Setting small goals and meeting them is one example. However, setting big goals also can be helpful.
Setting large goals for the year, for example, can help you to think about the big picture. And, once you meet those goals, it can be useful to think about all you have done so that you can develop motivation to move forward.
The trick is to set reasonable goals and reasonable expectations for meeting them.
The end of the year is a great time to go back to your big goals and see all that you have accomplished during the year.
As I was looking over what I did for last month, I was a bit down because most of what I did was to continue to revise works in progress. It can be hard to see the progress I am making when all I have to say for November is that I revised a chapter and an article and they are still unfinished.
To pull myself out of that slump, I decided to look at all I have done over the course of 2013. And, it turns out I have some major accomplishments to report.
I have been working on a fifteen-chapter textbook for just about three years. I wrote the first chapter in early 2011 and have been moving forward slowly ever since. This was the year for the final push and I managed to write the final six chapters this year! That is 48,000 new words. In addition, I returned to the reviews and made final revisions on each of the chapters. The final deadline for the textbook revisions was December 6, so the book is now officially in production. The book will be out in August 2014, and I will certainly celebrate that. (If you are curious, I have details about the book here.)
I also have been working on a book on deportees for a while. I completed the interviews in August 2010. I finished going through the transcriptions, writing memos and doing the preliminary analyses of the interviews in January 2011. I have been writing up the chapters ever since. In 2012, I wrote the Introduction and the first three chapters. In 2013, I wrote chapters 4, 5, 6, and 7 – four new chapters or about 40,000 words!
In addition to those two books, I have also been working on articles and book chapters for edited volumes. I wrote and submitted one book chapter and one article based on the interviews with deportees. I also wrote a rough draft of another article. Those three pieces overlap somewhat with the book manuscript, but are not exactly the same.
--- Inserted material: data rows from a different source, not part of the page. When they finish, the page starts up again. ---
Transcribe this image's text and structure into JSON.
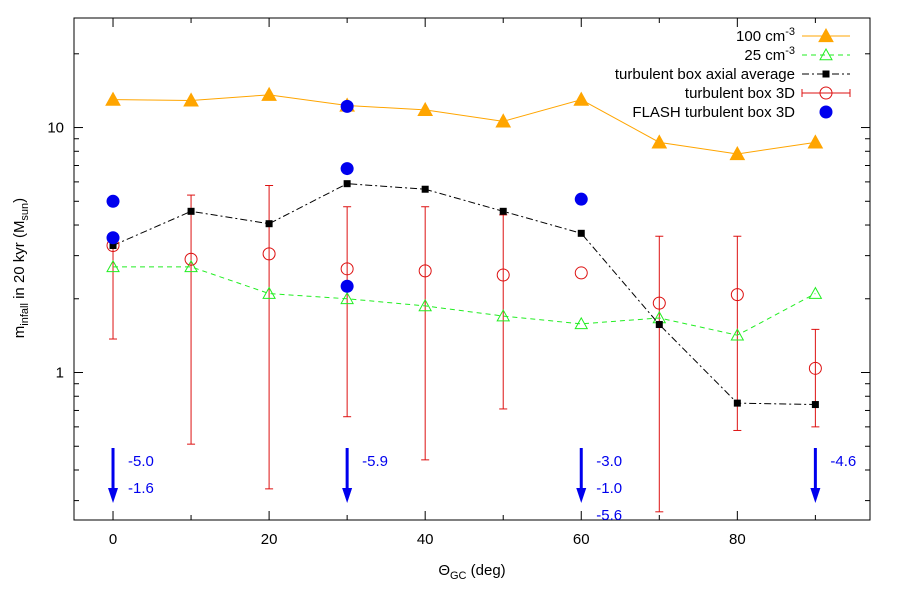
{
  "chart_data": {
    "type": "scatter",
    "xlabel": {
      "main": "Θ",
      "sub": "GC",
      "rest": " (deg)"
    },
    "ylabel": {
      "pre": "m",
      "sub": "infall",
      "mid": " in 20 kyr (M",
      "sub2": "sun",
      "post": ")"
    },
    "xlim": [
      -5,
      97
    ],
    "ylim": [
      0.25,
      28
    ],
    "yscale": "log",
    "xticks": [
      0,
      20,
      40,
      60,
      80
    ],
    "yticks": [
      1,
      10
    ],
    "grid": false,
    "legend_position": "top-right",
    "series": [
      {
        "name": "100 cm",
        "superscript": "-3",
        "color": "#ffa500",
        "style": "line-filled-triangle",
        "x": [
          0,
          10,
          20,
          30,
          40,
          50,
          60,
          70,
          80,
          90
        ],
        "y": [
          13.0,
          12.9,
          13.6,
          12.3,
          11.8,
          10.6,
          13.0,
          8.7,
          7.8,
          8.7
        ]
      },
      {
        "name": "25 cm",
        "superscript": "-3",
        "color": "#22ee22",
        "style": "dashed-open-triangle",
        "x": [
          0,
          10,
          20,
          30,
          40,
          50,
          60,
          70,
          80,
          90
        ],
        "y": [
          2.7,
          2.7,
          2.1,
          2.0,
          1.87,
          1.7,
          1.58,
          1.67,
          1.42,
          2.1
        ]
      },
      {
        "name": "turbulent box axial average",
        "superscript": "",
        "color": "#000000",
        "style": "dashdot-square",
        "x": [
          0,
          10,
          20,
          30,
          40,
          50,
          60,
          70,
          80,
          90
        ],
        "y": [
          3.3,
          4.55,
          4.05,
          5.9,
          5.6,
          4.55,
          3.7,
          1.57,
          0.75,
          0.74
        ]
      },
      {
        "name": "turbulent box 3D",
        "superscript": "",
        "color": "#dd1111",
        "style": "open-circle-errorbar",
        "x": [
          0,
          10,
          20,
          30,
          40,
          50,
          60,
          70,
          80,
          90
        ],
        "y": [
          3.3,
          2.9,
          3.05,
          2.65,
          2.6,
          2.5,
          2.55,
          1.92,
          2.08,
          1.04
        ],
        "ylow": [
          1.37,
          0.51,
          0.335,
          0.66,
          0.44,
          0.71,
          null,
          0.27,
          0.58,
          0.6
        ],
        "yhigh": [
          null,
          5.3,
          5.8,
          4.75,
          4.75,
          4.4,
          null,
          3.6,
          3.6,
          1.5
        ]
      },
      {
        "name": "FLASH turbulent box 3D",
        "superscript": "",
        "color": "#0000ee",
        "style": "filled-circle",
        "x": [
          0,
          0,
          30,
          30,
          30,
          60
        ],
        "y": [
          5.0,
          3.55,
          12.2,
          6.8,
          2.25,
          5.1
        ]
      }
    ],
    "annotations": [
      {
        "x": 0,
        "labels": [
          "-5.0",
          "-1.6"
        ]
      },
      {
        "x": 30,
        "labels": [
          "-5.9"
        ]
      },
      {
        "x": 60,
        "labels": [
          "-3.0",
          "-1.0",
          "-5.6"
        ]
      },
      {
        "x": 90,
        "labels": [
          "-4.6"
        ]
      }
    ],
    "annotation_color": "#0000ee"
  }
}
While writing this, I looked back to see what I did in 2012, and my productivity was similar – five textbook chapters and four chapters of the deportee book in addition to a few shorter pieces. It is good to know that I can maintain a consistent writing pace. It is also remarkable to me that my productivity for 2012 and 2013 were so similar. Perhaps I really have found my writing groove! As I mentioned last year, I have been able to accomplish all of this writing by maintaining a consistent writing habit of two hours a day, five days a week.
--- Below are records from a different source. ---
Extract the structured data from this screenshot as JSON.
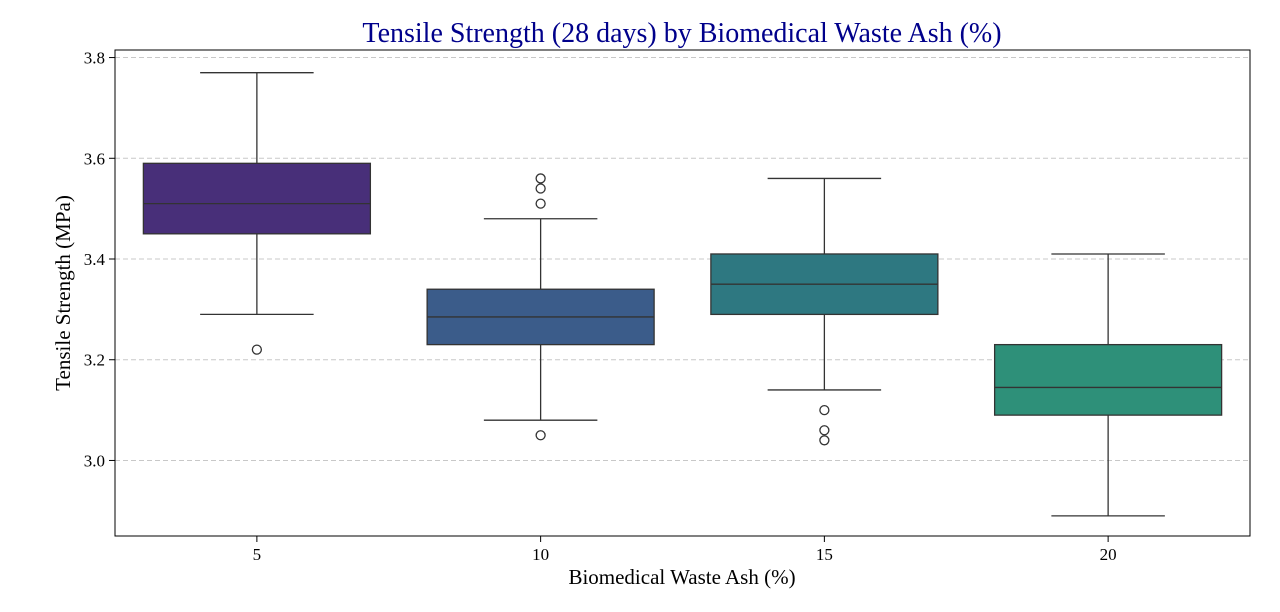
{
  "chart_data": {
    "type": "box",
    "title": "Tensile Strength (28 days) by Biomedical Waste Ash (%)",
    "xlabel": "Biomedical Waste Ash (%)",
    "ylabel": "Tensile Strength (MPa)",
    "categories": [
      "5",
      "10",
      "15",
      "20"
    ],
    "yticks": [
      "3.0",
      "3.2",
      "3.4",
      "3.6",
      "3.8"
    ],
    "ylim": [
      2.85,
      3.815
    ],
    "grid": "y-dashed",
    "colors": {
      "title": "#00008b",
      "boxes": [
        "#482f79",
        "#3b5c8a",
        "#2e7881",
        "#2e9079"
      ],
      "grid": "#c8c8c8",
      "line": "#333333"
    },
    "boxes": [
      {
        "category": "5",
        "whisker_low": 3.29,
        "q1": 3.45,
        "median": 3.51,
        "q3": 3.59,
        "whisker_high": 3.77,
        "outliers": [
          3.22
        ]
      },
      {
        "category": "10",
        "whisker_low": 3.08,
        "q1": 3.23,
        "median": 3.285,
        "q3": 3.34,
        "whisker_high": 3.48,
        "outliers": [
          3.05,
          3.51,
          3.54,
          3.56
        ]
      },
      {
        "category": "15",
        "whisker_low": 3.14,
        "q1": 3.29,
        "median": 3.35,
        "q3": 3.41,
        "whisker_high": 3.56,
        "outliers": [
          3.04,
          3.06,
          3.1
        ]
      },
      {
        "category": "20",
        "whisker_low": 2.89,
        "q1": 3.09,
        "median": 3.145,
        "q3": 3.23,
        "whisker_high": 3.41,
        "outliers": []
      }
    ]
  }
}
I find looking back over my accomplishments to be rewarding. It also gives me energy to move forward and keep up momentum for next year.
Now that I am finished with the race textbook, I can focus all of my energies on revising and submitting the book on deportees. There is no doubt that I can be finished with the revisions by Spring 2014. This is fantastic, as I am ready to be done with it!
Once I finish the deportee manuscript, I can work on the three articles I have drafts of. And, then I can move on to my next project!
What about you? Did you make goals for 2013? Have you met them?